Medical Microinstruments Scores $75M for Robotic Microsurgery
Italy-based Medical Microinstruments S.r.l. Inc. (MMI)’s Series B financing was a success, raising $75 million. The cash will help advance its robotic microsurgery mission of performing surgery in veins, arteries, nerves and lymphatic vessels as small as 0.3 mm in diameter.
The first priority for the $75 million will be to continue commercialization efforts for MMI’s proprietary Symani Surgical System in Europe, where it received CE mark in 2019.
The Series B cash will also help MMI expand into the U.S. and Asia-Pacific areas. The company hopes to conduct a pivotal study with its machinery and is aiming for an Investigational Device Exemption from the FDA.
OSE Raises Another $300 M for University of Oxford Startups
Oxford Science Enterprises (OSE), an independent company that partners with the University of Oxford to fund potential businesses, raised £250 million (approximately €294 million/USD$300 million) on Monday.

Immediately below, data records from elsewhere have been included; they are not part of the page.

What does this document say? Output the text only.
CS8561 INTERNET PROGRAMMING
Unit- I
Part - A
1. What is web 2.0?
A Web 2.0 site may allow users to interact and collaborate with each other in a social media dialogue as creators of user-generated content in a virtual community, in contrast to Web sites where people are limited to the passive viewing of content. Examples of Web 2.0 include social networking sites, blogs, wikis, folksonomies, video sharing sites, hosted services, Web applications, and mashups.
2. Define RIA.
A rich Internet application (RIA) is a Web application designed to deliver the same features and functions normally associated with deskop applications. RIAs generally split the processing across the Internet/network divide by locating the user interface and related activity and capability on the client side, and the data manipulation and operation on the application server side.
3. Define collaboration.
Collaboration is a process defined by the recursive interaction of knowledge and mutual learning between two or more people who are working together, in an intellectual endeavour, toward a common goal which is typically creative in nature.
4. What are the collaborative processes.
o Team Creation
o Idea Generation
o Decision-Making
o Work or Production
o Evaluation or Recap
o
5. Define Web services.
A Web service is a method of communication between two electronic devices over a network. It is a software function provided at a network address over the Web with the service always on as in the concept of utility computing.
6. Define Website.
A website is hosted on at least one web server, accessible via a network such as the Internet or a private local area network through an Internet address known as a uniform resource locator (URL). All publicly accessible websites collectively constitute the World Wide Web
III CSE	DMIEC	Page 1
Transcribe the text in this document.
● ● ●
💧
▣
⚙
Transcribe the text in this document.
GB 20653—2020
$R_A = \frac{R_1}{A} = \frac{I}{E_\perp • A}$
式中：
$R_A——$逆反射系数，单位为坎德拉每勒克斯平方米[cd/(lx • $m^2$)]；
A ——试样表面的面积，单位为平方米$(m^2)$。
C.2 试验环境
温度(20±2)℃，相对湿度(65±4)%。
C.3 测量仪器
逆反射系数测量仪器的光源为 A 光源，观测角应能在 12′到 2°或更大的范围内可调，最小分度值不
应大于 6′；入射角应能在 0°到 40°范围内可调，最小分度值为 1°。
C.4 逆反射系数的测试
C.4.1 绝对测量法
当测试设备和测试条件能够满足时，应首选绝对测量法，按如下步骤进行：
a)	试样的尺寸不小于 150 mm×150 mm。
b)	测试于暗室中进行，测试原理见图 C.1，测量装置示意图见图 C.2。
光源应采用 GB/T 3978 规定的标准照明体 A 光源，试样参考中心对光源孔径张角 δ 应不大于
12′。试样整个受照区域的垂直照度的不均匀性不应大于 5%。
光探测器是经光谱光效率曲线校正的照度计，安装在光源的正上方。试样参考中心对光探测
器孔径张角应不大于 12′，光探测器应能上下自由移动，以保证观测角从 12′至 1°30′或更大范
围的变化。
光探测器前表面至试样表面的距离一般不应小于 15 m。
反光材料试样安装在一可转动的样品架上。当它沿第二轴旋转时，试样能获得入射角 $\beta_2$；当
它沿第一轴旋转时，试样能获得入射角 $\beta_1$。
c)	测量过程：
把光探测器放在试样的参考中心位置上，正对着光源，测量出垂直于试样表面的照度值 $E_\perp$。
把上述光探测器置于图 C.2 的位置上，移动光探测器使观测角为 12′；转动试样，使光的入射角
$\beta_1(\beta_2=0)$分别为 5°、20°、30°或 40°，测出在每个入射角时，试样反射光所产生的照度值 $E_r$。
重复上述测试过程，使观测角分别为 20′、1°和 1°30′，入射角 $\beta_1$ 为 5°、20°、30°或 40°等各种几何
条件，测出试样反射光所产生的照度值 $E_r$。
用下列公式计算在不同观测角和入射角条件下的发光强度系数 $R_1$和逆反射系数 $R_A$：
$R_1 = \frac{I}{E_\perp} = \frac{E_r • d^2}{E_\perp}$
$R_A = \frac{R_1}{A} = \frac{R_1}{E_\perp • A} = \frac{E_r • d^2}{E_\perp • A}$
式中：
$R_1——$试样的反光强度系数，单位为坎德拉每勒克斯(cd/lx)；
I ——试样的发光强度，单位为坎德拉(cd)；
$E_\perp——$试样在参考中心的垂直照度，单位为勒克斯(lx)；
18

The money came from an array of international investors and brings OSE’s total funding to about £850 million (€1 billion/USD$1.02 billion).
The new funds will support OSE’s portfolio of around 40 businesses. As these businesses mature, the company will offer larger amounts of money to later-stage businesses in life sciences, health tech and deep tech.
So far, OSE has supported more than 80 companies, taking two of them to IPO and drawing more than £1B from other global investors. In April, OSE joined Sanofi Ventures and GV in supporting OMass Therapeutics with a $100 million Series B financing.
“Our companies are making remarkable breakthroughs from cancer, heart failure and infectious diseases to climate change, food security and quantum computing. Over the next few years, we expect these companies will continue to make important progress; with our ongoing efforts and the support of our shareholders, we look forward to helping them deliver impact and returns,” OSE CEO Alexis Dormandy said.
Immunocore Raises $140M to Fuel Oncology & Infectious Disease Pipeline
Commercial-stage biotech company Immunocore announced a private placement financing on Monday. In the transaction, Immunocore sold around 3.7 million shares to private investors, raising about $140 million in capital.
Immunocore already has plans for the money. The cash will fuel its oncology and infectious disease treatment pipelines, including advanced cutaneous melanoma drug tebentafusp and assets targeting MAGE-A4 and PRAME, genes which, when overexpressed, are associated with cancer.
The sizeable private placement, in conjunction with expected profits from KIMMTRAK, a treatment for metastatic uveal melanoma, is expected to be sufficient to fund Immunocore’s operating plan through 2025.